Where Do We Go Now?

Back before Axl Rose and Slash hated each other’s guts, they were pretty successful in this little band called Guns N’ Roses.  When they were recording Sweet Child O’ Mine, which would go on to be a big hit, the producer threw the band a curveball.  He wanted a breakdown toward the end of the song.  The only problem is the band had no idea what direction to go.  So they decided to wing it, leading to the otherwise meaningless repetitions of a simple question: Where do we go now?

Just one week ago, WWE gave its fans something they’ve spent years begging for.  The WWE championship and the World Heavyweight championship are unified once again, and there is but one WWE World Heavyweight Champion.  Granted, WWE hot-shotted the angle in spectacular fashion, but we got exactly what we wanted, right?

Well, for the most part, yes.  But there’s a big problem that WWE creative has yet to deal with.  It’s a good problem, but a problem nonetheless.  There are an awful lot of main event players (not including your buddy and mine, Brodus Clay) who will have nothing to do.

Right now, John Cena and Randy Orton are clearly at the top of the show, battling for the #1 prize in professional wrestling.  The Big Show, Daniel Bryan and CM Punk are on the outskirts of the title picture.

But what about Alberto del Rio?  Rey Mysterio?  Cody, after the Goldust split? Ryback, if he ever gets his heat back?  How about Sheamus, who has pretty much been in the World title picture since he hit the main roster?  WHAT ABOUT ME? WHAT ABOUT RAVEN? …Sorry.

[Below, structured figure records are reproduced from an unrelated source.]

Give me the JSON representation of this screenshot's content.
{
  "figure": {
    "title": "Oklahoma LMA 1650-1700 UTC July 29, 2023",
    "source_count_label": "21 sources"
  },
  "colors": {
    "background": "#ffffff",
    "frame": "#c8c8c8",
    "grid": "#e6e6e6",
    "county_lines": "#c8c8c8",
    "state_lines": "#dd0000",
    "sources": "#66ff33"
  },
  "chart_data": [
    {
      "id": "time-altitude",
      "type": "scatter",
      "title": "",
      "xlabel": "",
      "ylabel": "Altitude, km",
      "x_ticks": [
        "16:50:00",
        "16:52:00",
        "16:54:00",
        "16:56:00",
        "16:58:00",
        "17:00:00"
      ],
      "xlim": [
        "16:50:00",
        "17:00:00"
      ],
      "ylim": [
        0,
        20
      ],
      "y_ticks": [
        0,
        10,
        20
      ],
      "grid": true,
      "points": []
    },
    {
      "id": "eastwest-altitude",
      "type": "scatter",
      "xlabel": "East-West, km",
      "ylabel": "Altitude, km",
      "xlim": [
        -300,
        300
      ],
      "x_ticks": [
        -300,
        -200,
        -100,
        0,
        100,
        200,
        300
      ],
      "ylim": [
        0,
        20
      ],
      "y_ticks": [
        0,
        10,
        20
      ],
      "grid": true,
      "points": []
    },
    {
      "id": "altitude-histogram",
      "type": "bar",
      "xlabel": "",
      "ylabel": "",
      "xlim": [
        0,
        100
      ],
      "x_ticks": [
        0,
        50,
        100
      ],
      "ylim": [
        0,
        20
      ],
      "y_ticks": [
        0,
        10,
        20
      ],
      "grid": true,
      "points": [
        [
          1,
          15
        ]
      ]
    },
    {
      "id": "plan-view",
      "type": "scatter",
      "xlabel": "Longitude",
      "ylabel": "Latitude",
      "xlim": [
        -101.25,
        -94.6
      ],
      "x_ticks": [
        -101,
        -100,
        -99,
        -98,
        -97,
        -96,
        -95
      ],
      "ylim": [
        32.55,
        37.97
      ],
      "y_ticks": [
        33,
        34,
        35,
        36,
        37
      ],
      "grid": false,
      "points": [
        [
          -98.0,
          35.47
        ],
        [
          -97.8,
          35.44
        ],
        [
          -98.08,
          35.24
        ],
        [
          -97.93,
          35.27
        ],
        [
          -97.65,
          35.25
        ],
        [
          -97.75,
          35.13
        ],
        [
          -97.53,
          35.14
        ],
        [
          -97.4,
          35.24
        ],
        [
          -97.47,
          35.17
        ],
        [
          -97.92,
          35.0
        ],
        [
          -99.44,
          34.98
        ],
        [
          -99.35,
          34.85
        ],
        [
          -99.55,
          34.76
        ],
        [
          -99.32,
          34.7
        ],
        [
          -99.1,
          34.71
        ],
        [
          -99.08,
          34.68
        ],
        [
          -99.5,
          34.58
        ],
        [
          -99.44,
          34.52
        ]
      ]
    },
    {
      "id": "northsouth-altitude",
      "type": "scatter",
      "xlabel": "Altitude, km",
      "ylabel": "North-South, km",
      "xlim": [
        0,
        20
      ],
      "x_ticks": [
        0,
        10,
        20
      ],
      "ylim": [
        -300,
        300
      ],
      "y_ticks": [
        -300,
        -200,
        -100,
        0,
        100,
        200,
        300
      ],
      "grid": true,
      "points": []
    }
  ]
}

For those of you not picking up what I’m putting down, WWE has a lot of top-tier talent, and not everyone can be at the top of the show.  Some folks, like del Rio, are destined for the Intercontinental title hunt, and that’s fine.  Some will end up in the tag title scene, for better or worse, and probably to the detriment of actual tag teams.  But some guys, like Sheamus, Dolph Ziggler and The Miz are going to find themselves…just there.


WWE needs to give these guys incentive to make their matches matter, even when they’re not fighting for the title, or even a title shot.  Now of course, solid storylines and angles will get matches over, and give guys reason to fight.  But eventually, they’re going to need to work toward the title.  But how?

In situations like this one, fans will often propose a rankings system.  In a perfect world, it works perfectly, but this world is far from perfect.  Guys get hurt.  Guys don’t get over.  Maybe your rankings don’t work out to the matches you need to present.  Maybe your rankings system turns into the Bound for Glory series which always starts so well, but ends with everyone asking “so what was the point?”

So where do we go now?  I don’t know, and I won’t pretend that I do.  For now, I’ll remain cautiously optimistic that there’s a plan in place, a strategy to use moving forward.

If not, I imagine GNR getting a lot of regular play in the writers’ room.